You don’t have to do this alone. The Huntington’s Disease Society of America (HDSA) has 53 certified Centers of Excellence across the U.S. These aren’t just clinics. They’re teams: neurologists, therapists, social workers, counselors-all trained in HD. They offer free care planning workshops, support groups, and help navigating insurance.

In Australia, the Huntington’s Disease Association offers similar services, with regional hubs in Melbourne, Sydney, and Brisbane.

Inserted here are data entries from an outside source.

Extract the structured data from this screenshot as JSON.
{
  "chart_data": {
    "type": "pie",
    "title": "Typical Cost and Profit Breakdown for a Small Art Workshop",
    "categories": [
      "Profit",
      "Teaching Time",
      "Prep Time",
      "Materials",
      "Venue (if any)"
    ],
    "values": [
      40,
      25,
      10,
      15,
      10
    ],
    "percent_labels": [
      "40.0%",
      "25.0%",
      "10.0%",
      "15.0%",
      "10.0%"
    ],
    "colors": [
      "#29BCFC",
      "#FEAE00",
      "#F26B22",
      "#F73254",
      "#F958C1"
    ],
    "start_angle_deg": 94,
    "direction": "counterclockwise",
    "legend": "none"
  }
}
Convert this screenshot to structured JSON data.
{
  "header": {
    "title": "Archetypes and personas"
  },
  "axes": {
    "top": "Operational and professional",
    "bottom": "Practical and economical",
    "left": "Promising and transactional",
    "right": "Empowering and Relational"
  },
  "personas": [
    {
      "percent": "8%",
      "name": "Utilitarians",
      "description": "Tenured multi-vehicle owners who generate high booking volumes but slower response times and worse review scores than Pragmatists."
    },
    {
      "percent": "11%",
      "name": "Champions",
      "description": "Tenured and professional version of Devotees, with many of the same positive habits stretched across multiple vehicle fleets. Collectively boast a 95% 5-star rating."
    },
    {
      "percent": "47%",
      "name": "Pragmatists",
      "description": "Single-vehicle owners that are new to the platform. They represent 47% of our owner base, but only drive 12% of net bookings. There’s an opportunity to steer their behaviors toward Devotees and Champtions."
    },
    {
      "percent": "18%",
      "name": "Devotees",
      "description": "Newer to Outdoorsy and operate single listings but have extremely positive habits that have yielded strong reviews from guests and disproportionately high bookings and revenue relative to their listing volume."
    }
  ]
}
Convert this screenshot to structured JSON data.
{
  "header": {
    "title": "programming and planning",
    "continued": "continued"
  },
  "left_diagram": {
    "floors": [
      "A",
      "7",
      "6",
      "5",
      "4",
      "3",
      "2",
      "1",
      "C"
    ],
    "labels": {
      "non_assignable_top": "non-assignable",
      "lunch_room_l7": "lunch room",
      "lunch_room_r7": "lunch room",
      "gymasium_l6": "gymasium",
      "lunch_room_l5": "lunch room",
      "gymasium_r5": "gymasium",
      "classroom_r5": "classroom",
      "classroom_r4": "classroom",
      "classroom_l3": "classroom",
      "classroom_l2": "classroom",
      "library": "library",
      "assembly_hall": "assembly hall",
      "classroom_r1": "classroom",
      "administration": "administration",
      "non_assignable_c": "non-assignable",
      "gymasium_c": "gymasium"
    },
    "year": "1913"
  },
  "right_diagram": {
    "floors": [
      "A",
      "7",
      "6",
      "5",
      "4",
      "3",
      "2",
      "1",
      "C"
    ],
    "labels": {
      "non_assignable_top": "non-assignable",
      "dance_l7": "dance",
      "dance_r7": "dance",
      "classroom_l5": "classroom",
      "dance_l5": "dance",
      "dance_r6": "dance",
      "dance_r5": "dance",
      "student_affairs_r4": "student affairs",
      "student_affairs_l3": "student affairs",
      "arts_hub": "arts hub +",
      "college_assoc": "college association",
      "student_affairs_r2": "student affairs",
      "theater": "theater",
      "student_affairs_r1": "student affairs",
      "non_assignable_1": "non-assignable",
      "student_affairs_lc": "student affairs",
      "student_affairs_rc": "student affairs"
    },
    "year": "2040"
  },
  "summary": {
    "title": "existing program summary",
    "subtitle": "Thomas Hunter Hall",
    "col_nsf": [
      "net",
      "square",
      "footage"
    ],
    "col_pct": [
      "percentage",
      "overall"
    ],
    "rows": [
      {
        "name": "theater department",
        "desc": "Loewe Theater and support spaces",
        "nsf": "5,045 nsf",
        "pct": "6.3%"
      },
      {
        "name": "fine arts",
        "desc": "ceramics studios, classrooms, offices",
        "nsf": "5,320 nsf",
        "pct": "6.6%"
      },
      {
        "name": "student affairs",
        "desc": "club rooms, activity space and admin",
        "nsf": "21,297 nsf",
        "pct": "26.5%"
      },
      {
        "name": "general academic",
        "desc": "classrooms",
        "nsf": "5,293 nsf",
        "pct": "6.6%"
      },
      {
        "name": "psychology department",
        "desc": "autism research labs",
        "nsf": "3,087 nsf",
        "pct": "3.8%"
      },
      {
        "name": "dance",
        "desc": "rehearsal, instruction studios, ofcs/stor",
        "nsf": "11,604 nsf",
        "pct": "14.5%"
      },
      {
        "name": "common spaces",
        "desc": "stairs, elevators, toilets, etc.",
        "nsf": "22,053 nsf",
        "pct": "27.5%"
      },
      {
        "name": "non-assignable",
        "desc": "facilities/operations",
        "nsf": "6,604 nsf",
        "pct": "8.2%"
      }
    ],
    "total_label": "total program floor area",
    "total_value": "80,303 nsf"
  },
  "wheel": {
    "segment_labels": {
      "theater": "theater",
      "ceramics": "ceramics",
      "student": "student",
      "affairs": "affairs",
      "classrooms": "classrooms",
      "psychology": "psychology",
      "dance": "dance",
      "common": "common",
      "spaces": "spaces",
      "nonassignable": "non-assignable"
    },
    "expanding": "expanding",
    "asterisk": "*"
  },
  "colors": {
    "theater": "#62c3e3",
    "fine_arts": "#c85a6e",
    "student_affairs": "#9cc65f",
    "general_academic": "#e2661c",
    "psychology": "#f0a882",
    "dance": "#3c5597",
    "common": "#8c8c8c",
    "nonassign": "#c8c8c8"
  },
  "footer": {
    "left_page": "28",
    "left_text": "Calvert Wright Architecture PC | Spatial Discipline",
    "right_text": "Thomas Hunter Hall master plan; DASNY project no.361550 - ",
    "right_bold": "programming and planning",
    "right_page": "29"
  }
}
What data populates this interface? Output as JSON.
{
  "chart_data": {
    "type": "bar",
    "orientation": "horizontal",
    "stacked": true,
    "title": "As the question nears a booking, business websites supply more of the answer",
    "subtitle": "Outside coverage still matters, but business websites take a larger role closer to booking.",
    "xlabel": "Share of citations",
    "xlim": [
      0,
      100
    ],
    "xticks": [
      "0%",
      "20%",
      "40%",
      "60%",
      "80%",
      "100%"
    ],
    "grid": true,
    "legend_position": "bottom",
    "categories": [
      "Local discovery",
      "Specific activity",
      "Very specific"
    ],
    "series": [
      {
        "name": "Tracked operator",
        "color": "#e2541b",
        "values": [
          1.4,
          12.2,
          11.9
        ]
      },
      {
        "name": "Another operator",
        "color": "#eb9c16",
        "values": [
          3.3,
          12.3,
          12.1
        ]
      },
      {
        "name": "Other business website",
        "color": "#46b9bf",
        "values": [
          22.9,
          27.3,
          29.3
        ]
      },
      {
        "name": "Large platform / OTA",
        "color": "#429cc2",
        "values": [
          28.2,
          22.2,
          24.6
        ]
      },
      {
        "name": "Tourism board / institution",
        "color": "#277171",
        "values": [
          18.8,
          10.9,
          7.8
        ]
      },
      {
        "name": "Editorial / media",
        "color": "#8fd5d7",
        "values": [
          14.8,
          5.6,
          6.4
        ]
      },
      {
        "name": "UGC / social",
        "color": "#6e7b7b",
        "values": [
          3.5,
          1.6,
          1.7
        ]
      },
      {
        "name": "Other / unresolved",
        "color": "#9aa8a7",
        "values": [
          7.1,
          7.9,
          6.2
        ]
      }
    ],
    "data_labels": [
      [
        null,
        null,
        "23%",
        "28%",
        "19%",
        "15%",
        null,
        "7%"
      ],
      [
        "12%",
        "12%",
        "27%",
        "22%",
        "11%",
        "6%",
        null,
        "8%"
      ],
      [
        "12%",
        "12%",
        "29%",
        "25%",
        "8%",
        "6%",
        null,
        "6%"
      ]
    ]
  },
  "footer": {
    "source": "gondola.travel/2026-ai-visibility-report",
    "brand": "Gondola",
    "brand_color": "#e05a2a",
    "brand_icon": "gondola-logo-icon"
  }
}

If you’re in a rural area, telehealth visits can connect you to specialists. Don’t wait for a crisis. Call now. Even if you’re not sure you have HD yet. Even if you’re just worried.

The most important thing you can do today is start talking. Talk to your doctor. Talk to your family. Talk to someone who’s been there. Because in Huntington’s disease, the best medicine isn’t a pill. It’s preparation.

Can you get Huntington’s disease if neither parent has it?

No. Huntington’s disease is caused by an inherited gene mutation. If neither parent has the faulty HTT gene, you cannot develop HD. In extremely rare cases, a new mutation can occur, but this has never been confirmed in HD. All known cases trace back to a parent who carries the gene.

Is chorea the only symptom of Huntington’s disease?

No. While chorea is the most visible symptom, HD also causes cognitive decline-trouble with planning, focusing, and making decisions-and psychiatric symptoms like depression, irritability, and obsessive behaviors. Many people are misdiagnosed with psychiatric disorders before the motor symptoms appear. The full picture includes all three: movement, thinking, and mood.

Can genetic testing predict when symptoms will start?

Not exactly. The number of CAG repeats gives a general idea-more repeats usually mean earlier onset-but it’s not precise. Someone with 42 repeats might develop symptoms at 45, while another with the same number might not show signs until 60. Genetics isn’t destiny. Lifestyle, environment, and unknown biological factors also play a role. Testing tells you if you have the gene, not when the clock will start ticking.

Are there any new drugs coming for Huntington’s disease?

Yes, but they’re still in trials. Drugs like tominersen and Wave Life Sciences’ compounds aim to reduce the toxic huntingtin protein in the brain. Early results are promising, but none are approved yet. Even if they work, they won’t reverse damage already done. For now, the only approved treatments are tetrabenazine, deutetrabenazine, and valbenazine-all manage symptoms, not the disease itself.

How can families afford HD care?

Many families struggle with costs. Medicaid, Medicare, and disability benefits can help cover some expenses. Nonprofits like HDSA and the Huntington’s Disease Society of Australia offer financial aid, therapy grants, and care coordination support. Aquatic therapy, home modifications, and respite care are often partially covered. Start by contacting a certified HD center-they know the local resources and can guide you through the system.